A particle of charge ` +q` and mass `m` moving under the influence of a uniform electric field ` E hat(i)` and uniform magnetic field ` B hat(k)` follows a trajectory from ` P to Q` as shown in fig. The velocities at `P and Q` are ` v hat(i)` and ` - 2v hat(j)` . which of the following statement(s) is/are correct ?

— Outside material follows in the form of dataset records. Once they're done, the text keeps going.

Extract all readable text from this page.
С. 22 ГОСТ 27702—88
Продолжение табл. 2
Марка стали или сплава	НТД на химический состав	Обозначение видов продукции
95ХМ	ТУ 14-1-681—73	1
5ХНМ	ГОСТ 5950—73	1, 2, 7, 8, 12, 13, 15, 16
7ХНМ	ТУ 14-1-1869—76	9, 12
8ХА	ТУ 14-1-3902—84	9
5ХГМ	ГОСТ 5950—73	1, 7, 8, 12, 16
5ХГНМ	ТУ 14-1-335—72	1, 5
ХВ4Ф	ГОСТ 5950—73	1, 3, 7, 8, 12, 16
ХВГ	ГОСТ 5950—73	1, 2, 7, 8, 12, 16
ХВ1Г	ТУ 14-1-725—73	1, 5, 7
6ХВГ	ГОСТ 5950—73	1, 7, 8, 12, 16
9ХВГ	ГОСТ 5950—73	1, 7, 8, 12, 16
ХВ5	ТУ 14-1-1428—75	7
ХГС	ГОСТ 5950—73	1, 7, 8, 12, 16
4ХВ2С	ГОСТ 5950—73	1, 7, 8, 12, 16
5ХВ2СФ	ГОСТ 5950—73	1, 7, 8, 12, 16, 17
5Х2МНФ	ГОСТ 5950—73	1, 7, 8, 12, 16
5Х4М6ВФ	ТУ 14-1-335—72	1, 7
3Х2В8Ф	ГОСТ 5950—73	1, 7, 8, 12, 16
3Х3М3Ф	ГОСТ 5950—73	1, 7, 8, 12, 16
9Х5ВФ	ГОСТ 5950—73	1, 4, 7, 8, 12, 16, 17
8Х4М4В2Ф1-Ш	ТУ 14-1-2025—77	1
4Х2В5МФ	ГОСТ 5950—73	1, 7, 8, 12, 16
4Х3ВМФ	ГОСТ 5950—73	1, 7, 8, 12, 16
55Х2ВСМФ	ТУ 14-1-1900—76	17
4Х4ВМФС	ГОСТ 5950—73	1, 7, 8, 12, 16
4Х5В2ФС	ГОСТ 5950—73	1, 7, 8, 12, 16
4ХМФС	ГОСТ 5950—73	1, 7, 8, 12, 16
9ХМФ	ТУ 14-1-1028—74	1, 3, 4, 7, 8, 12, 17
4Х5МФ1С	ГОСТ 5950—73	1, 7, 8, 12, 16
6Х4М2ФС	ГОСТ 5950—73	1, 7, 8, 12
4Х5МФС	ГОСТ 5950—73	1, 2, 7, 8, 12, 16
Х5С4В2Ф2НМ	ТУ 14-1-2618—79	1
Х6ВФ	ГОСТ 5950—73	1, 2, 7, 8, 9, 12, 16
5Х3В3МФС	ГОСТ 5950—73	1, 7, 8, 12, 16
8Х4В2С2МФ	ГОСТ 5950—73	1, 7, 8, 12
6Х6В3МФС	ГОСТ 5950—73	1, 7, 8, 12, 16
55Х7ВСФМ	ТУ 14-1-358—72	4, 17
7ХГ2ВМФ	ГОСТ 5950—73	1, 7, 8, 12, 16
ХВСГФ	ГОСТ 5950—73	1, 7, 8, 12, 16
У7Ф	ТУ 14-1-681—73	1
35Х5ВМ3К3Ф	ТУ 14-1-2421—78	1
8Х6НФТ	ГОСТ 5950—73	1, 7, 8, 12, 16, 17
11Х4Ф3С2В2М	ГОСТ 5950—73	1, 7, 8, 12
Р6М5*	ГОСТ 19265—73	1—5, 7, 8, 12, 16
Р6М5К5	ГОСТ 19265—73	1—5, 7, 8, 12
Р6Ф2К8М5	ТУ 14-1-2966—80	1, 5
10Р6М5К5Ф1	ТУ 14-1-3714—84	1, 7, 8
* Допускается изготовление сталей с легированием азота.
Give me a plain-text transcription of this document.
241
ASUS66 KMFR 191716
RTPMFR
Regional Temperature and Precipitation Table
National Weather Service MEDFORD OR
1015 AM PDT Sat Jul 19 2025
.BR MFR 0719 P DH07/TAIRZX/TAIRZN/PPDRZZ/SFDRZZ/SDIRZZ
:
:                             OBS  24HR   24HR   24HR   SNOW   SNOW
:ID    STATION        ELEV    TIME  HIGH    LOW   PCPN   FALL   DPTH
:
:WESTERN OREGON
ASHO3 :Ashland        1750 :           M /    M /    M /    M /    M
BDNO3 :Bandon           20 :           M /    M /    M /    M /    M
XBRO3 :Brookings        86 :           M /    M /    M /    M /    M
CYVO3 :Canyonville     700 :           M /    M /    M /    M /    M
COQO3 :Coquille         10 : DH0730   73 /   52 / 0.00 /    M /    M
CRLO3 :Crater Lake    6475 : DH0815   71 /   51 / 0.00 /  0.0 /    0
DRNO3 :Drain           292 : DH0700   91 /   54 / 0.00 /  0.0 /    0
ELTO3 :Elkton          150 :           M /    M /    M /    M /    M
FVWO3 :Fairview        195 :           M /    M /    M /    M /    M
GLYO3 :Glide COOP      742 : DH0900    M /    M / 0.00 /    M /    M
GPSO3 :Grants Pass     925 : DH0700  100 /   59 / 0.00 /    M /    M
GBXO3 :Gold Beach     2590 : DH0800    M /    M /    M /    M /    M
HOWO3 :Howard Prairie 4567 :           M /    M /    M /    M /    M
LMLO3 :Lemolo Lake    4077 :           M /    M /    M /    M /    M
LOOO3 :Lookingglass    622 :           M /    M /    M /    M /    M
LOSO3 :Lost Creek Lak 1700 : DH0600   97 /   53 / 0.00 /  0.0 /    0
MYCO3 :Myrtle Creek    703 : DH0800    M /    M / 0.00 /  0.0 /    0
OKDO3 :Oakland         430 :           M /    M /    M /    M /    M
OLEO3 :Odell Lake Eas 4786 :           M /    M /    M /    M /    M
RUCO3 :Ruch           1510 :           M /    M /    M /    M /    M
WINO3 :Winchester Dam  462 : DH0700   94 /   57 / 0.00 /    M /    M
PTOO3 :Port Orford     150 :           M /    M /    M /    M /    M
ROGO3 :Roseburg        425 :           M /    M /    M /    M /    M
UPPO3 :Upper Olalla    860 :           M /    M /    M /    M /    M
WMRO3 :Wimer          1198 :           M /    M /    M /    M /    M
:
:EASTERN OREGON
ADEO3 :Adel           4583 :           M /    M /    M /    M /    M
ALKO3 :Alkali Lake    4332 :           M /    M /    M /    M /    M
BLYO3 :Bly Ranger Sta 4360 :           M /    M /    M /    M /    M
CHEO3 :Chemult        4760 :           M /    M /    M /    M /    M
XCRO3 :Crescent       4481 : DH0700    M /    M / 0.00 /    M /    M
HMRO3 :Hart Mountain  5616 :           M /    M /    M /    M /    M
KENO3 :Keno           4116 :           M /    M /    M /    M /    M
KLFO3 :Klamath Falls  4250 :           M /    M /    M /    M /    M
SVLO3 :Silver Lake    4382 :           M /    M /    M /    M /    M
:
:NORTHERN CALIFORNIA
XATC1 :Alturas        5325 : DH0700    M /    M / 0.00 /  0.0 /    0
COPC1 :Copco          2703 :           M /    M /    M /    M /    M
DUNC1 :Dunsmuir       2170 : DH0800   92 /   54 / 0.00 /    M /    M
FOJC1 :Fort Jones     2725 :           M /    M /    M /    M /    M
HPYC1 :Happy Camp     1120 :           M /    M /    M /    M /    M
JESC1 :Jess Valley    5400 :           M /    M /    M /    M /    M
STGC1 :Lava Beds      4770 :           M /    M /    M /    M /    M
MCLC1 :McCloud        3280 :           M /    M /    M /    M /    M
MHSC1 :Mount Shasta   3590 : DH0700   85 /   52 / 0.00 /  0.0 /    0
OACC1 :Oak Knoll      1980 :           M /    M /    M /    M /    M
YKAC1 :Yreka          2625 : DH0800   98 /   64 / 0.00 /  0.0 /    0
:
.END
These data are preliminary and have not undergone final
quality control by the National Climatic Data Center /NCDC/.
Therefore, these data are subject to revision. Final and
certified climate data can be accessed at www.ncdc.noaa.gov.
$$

Kinetic energy of the particle at point `P=(1)/(2)mv^(2)`
`K.E.` of the particle at point `Q=(1)/(2)m(2v)^(2)`
Increase in `K.E.=(3)/(2)mv^(2)`
It comes from the work done by the electric force `qE` on the particle as it covers a distance `2a` along the `x-` axis.
Thus `(3)/(2)mv^(2)=qExx2aimplies E=(3)/(4)(mv^(2))/(qa)`
The rate of work done by the electric field at `P=Fxxv=qExxv=(3)/(4)(mv^(2))/(a)`
At `A, vec(F)_(e)=qvec(E)` is along `x-` axis while velocity is along negative `y-` axis. Hence rate of work done by electric field `=vec(F)_(e).vec(v)=0 ( :. theta =90^(@))`. Similarly, according to equation `vec(F)_(m)=q(vec(v)xxvec(B))` force `vec(F)_(m)` is also perpendicular to velocity vector `vec(v)`.
Hence the rate of work done by the magnetic field `=0`.